Petitioner's Motions Are Untimely

Petitioner's motion under Rule 60(b)(6) is untimely. Rule 60(b)(6) is a catch all provision. Motions under this rule are subject to the requirement that a petitioner file his motion "within a reasonable time..." Fed. R. Civ. P. 60(c). A petitioner may not use Rule 60(b)(6) "as a catchall to avoid the one-year limitation [of Rule 60(c)]." Martinez v. Wynder, No. 08-0046, 2010 WL 39246, at *4 (E.D. Pa. Jan. 22, 2010) (quoting Gambocz v. Ellmyer, 438 F.2d 915, 917 (3d Cir. 1971)). A motion filed under Rule 60(b)(6) more than one year after final judgment is generally untimely unless "exceptional circumstances" justify the delay. Ackerman v. United States, 340 U.S. 193, 202 (1950).

Petitioner offers no excuse for the delay in filing his present 60(b)(6) motion. Hence, it is not timely.

A court may correct a sentence within 14 days. Fed. R. Crim. P. 35(a). After that time, it can only do so upon motion of the government. Fed. R. Crim. P. 35(b). Thus, his motion to correct his sentence is untimely.

In this case, more than thirteen years have passed since judgment was final. Petitioner has not alleged any exceptional circumstances that justify this inordinate delay. Therefore, the motions are untimely.
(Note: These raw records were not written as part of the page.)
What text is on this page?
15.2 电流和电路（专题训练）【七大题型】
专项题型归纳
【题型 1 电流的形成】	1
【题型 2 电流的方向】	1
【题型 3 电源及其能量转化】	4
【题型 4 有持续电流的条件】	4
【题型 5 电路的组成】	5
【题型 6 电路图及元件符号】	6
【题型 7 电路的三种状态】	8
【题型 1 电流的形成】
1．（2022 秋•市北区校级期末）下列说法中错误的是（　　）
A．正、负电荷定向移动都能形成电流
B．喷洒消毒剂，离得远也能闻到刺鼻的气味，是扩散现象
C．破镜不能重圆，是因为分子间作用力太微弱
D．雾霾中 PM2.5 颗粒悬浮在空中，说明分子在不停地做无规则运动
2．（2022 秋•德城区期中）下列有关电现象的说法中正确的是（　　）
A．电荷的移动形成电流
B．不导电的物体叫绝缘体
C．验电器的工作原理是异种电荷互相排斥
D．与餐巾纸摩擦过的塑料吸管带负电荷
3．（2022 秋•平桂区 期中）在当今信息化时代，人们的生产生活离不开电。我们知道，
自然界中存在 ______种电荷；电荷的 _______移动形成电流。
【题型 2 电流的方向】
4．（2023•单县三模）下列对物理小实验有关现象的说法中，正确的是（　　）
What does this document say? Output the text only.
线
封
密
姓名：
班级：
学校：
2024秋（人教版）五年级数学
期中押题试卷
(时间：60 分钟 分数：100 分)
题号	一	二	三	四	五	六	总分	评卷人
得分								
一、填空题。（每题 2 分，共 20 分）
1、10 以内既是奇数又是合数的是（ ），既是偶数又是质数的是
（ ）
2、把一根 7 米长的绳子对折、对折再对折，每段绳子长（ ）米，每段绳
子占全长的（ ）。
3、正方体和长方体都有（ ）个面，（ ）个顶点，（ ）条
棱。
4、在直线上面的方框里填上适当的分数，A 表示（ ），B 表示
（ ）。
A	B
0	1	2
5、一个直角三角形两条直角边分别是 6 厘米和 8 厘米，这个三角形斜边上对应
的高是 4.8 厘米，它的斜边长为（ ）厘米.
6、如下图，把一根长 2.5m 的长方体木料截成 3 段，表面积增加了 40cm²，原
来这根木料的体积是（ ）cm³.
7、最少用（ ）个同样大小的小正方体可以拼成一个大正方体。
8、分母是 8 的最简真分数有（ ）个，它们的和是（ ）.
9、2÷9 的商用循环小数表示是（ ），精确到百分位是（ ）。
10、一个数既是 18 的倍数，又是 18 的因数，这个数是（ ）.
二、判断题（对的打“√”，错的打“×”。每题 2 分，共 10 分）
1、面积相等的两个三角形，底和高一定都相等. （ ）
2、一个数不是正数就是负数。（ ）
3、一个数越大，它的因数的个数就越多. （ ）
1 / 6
Petitioner's 60(b) Motion is a Successive Petition

Petitioner's 60(b) motion is a veiled successive habeas motion. Rule 60(b) may not be used to challenge a petitioner's underlying conviction after his habeas petition attacking the same conviction has been denied. It is not a substitute for appeal. United States v. Fiorelli, 337 F.3d 282, 288 (3d Cir. 2003) (quoting Smith v. Evans, 853 F.2d 155, 158 (3d Cir. 1988)). In other words, a petitioner cannot relitigate the merits of his habeas petition under the guise of a Rule 60(b) motion.

Where the Rule 60(b) motion is a second habeas petition, the petitioner must seek approval from the Court of Appeals. Benchoff v. Colleran, 404 F.3d 812, 820 (3d Cir. 2005). Absent such authorization, the district court is not permitted to consider the merits of the subsequent petition. 28 U.S.C. §2244(b)(3)(A).

A determination whether the Rule 60(b) motion is a "second or successive" habeas petition turns on whether the petitioner is attempting to relitigate the merits of his earlier habeas petition or underlying conviction, or is attacking the "manner in which the habeas judgment was procured . . . ." Pridgen v. Shannon, 380 F.3d 721, 727 (3d Cir. 2004). Where the motion is a renewed argument of issues decided in a previous habeas action, it is successive. Id. Where it challenges the integrity of the habeas proceedings, it is not a successive petition and may be considered. Id. Thus, the distinction between a substantive attack on the underlying conviction and a structural attack on the habeas proceeding itself. Id.

To avoid the bar against a "second or successive" petition, a petitioner may not couch his claims of error in his state court judgment in the language of a Rule 60(b) motion for relief from judgment. Gonzalez v. Crosby, 545 U.S. 524, 531 (2005). We must look beyond the label and examine the contents of the motion to determine what the petitioner actually challenges.

Here, Petitioner focuses on the substance of his underlying conviction and sentence. He does not challenge the process. Instead, he contends that his sentence was improperly enhanced and that his counsel was ineffective. Petitioner already made these claims. In ruling on petitioner's first § 2255 petition, Judge Van Antwerpen summarized petitioner's claims: "Petitioner sought relief on the following grounds [under §2255]: (1) his indictment was obtained by the use of perjured testimony; (2) he is actually innocent; (3) he was denied trial transcripts; (4) his sentence was improperly enhanced; (5) counsel was ineffective at trial and upon direct appeal." United States v. Matinez-Hernandez, 2001 WL 872766 (E.D. Pa. June 27, 2001), at *1 (emphasis added). Those claims were denied by Judge Van Antwerpen. Id. at *7 and 8.

Petitioner cannot now couch his original claims in a Rule 60(b) motion in order to relitigate these issues. Thus, because he has not obtained authorization from the Third Circuit Court of Appeals to file a §2255 successive petition, his motion will be dismissed.